Bakken associated gas is too rich with NGLs and too variable in composition to be used “as is” in NG vehicles. It must be purified to a strict specification and compressed before being dispensed to a vehicle. Vehicle fleets utilizing the CNG fuel would need to be adaptable and flexible to take advantage of this stranded and transient gas resource. In spite of these drawbacks, U.S. Energy Information Administration data indicate that CNG prices have been consistently lower over the past decade when compared to gasoline and diesel fuels, and the price gap is expected to continue through 2015 with the increased availability of low-cost gas.

The demand for power in the Williston Basin has grown rapidly. The electric load in oil-producing areas of western North Dakota and eastern Montana is expected to triple. Based on an initial review of the characteristics of distributed power generation, three technologies were evaluated: reciprocating engine, gas turbine, and microturbine. A wide variety of power generation technologies exists that can, without much difficulty, utilize rich gas of varying quality to produce electricity and are scaled to wellhead flow rates.

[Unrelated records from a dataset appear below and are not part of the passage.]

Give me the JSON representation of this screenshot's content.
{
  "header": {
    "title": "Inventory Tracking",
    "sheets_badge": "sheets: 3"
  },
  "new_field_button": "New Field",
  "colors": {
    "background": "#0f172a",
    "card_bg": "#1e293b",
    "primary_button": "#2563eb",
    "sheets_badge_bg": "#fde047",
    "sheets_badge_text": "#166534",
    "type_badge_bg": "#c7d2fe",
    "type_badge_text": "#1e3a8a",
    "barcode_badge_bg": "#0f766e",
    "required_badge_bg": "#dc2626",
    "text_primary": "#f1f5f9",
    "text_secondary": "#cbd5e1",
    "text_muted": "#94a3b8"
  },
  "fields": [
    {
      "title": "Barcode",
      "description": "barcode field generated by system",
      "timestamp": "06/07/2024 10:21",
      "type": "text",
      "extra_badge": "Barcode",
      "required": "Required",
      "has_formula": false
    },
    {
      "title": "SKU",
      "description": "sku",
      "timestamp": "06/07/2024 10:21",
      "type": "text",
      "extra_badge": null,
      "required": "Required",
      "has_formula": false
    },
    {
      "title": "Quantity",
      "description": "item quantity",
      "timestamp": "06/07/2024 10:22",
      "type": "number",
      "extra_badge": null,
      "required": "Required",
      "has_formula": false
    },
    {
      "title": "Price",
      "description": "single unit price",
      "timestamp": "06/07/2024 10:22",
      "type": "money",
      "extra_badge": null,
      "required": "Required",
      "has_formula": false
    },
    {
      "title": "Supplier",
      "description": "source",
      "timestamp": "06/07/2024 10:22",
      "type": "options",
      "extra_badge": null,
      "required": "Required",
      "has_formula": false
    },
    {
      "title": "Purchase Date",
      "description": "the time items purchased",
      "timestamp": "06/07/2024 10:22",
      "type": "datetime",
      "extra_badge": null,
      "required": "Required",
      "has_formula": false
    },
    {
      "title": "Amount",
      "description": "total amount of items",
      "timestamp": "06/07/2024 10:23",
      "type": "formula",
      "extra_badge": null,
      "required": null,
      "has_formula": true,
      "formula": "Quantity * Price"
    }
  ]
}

The petrochemical industry is dominated by large processing plants where economy of scale and access to large gas fields, generally on the Gulf Coast, maximize profitability. Pipeline and rail export of North Dakota gas and NGLs to existing petrochemical infrastructure is likely to continue to be the predominant market for these resources. Still, for products like fertilizer, where regional demand is strong, smaller-scale production that can convert low-cost gas to higher-value chemicals or fuels may be economical. Furthermore, small-scale NGL recovery, although less efficient than at large centralized facilities, may be an enabling technology, allowing value to be extracted from associated gas while improving economic utilization of leaner gas for fuel. Chemicals production would be the most challenging to deploy at small scale in the Williston Basin, but some chemicals (specifically nitrogen-based fertilizers) may hold some promise.

“Although none of the approaches studied was highly compelling from a purely economic perspective, power production with NGL recovery provides a technically feasible option, as commercially available power-generating engines and turbines match the scale and temporal nature of the associated gas resource,” said EERC Associate Director for Research John Harju.

The EERC conducted the study in partnership with the North Dakota Industrial Commission (NDIC) Oil and Gas Research Council and the U.S. DOE National Energy Technology Laboratory.